February 15, 1906
The British Labour Party is organised.
The Labour Party is a centre-left, social democratic and democratic socialist political party in the United Kingdom. It overtook the Liberal Party in general elections during the early 1920s, forming minority governments under Ramsay MacDonald in 1924 and 1929-1931. The party was in a wartime coalition from 1940 to 1945, after which it formed a majority government under Clement Attlee. Labour was also in government from 1964 to 1970 under Harold Wilson and from 1974 to 1979, first under Wilson and then James Callaghan.
Births
January 11, 1906
Albert Hofmann was a Swiss scientist known best for being the first person to synthesize, ingest and learn of the psychedelic effects of lysergic acid diethylamide (LSD).

February 5, 1906
John Carradine (born Richmond Reed Carradine) was an American actor, best known for his roles in horror films and Westerns as well as Shakespearean theater.

June 22, 1906
Billy Wilder was an Austro-Hungarian born American filmmaker, screenwriter, producer, artist, and journalist, whose career spanned more than 50 years and 60 films.
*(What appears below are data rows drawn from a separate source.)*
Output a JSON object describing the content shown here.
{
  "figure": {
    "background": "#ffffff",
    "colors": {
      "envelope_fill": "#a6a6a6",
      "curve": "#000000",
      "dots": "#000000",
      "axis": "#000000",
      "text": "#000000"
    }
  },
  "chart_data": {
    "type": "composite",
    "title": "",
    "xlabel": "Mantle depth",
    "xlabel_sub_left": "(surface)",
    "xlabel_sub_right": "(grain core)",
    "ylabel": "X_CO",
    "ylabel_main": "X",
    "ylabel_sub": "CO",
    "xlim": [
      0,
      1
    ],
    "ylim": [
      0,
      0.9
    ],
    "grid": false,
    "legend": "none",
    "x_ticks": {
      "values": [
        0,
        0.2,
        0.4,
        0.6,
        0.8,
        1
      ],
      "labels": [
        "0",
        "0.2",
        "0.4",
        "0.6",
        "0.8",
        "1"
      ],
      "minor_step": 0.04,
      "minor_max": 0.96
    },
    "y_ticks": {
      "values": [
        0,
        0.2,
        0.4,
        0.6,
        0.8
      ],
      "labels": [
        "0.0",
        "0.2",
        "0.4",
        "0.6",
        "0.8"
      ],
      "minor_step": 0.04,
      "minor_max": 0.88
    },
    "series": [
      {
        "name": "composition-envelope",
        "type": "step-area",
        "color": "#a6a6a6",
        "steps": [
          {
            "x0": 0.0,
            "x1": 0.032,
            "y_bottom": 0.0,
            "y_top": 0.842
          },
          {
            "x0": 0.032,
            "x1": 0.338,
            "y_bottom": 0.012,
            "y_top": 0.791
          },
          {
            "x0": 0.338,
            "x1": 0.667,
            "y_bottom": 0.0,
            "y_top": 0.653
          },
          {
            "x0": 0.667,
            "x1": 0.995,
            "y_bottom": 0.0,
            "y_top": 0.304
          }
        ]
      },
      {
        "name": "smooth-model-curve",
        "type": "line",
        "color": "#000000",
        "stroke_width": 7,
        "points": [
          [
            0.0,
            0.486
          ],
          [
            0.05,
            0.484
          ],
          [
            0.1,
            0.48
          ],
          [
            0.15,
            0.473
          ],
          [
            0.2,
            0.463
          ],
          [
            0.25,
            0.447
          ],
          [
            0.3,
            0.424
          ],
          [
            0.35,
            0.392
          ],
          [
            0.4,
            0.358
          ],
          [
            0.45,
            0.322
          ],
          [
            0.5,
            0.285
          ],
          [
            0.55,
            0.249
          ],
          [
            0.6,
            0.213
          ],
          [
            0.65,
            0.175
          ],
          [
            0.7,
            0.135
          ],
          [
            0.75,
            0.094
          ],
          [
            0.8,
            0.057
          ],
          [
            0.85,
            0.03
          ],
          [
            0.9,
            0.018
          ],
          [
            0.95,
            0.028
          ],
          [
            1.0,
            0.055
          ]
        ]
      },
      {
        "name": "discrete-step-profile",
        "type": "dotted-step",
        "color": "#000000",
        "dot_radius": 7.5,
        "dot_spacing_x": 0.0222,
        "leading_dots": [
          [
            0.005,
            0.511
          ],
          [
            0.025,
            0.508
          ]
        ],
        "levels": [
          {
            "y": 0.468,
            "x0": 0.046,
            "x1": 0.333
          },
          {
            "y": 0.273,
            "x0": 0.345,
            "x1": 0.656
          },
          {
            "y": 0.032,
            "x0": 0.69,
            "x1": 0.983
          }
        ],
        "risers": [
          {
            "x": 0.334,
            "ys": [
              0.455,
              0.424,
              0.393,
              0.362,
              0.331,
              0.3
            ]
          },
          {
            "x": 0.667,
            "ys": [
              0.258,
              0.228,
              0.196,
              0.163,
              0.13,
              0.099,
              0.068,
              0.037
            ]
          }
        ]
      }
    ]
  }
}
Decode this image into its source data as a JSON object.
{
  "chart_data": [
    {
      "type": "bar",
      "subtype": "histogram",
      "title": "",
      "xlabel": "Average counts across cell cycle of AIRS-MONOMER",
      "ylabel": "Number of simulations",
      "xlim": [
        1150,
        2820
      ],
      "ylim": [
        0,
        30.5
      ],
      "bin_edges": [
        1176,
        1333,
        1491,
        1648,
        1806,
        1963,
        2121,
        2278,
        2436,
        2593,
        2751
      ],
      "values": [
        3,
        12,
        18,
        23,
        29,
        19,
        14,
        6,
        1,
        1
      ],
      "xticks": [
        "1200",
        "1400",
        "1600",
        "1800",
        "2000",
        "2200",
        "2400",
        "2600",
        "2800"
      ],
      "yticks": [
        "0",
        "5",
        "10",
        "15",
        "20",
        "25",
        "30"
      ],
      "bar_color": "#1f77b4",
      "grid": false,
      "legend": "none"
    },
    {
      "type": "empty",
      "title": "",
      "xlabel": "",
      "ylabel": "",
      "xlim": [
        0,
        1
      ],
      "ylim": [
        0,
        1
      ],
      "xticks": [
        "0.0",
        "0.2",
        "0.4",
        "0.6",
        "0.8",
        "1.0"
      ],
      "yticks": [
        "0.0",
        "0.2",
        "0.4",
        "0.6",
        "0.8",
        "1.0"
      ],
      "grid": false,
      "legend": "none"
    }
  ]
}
He is regarded as one of the most brilliant and versatile filmmakers of Hollywood's golden age. Wilder is one of only five people to have won Academy Awards as producer, director, and writer for the same film (
The Apartment).

July 23, 1906
Vladimir Prelog was a Croatian chemist and Nobel Prize winner in chemistry. Prelog lived and worked in Prague, Zagreb and Zürich during his lifetime.

November 5, 1906
Fred Lawrence Whipple was an American astronomer, who worked at the Harvard College Observatory for over 70 years. Amongst his achievements, he discovered some asteroids and comets, came up with the "dirty snowball" cometary hypothesis, and designed the Whipple shield.

December 24, 1906
James Hadley Chase is the best-known pseudonym of the British writer Rene Brabazon Raymond who also wrote under the names James L. Docherty, Ambrose Grant, and Raymond Marshall. Chase is one of the best known thriller writers of all time. The canon of Chase, comprising ninety titles, has earned for him a reputation as the king of thriller writers in Europe. He is also one of the internationally best-selling authors, and 50 of his books have been made into films.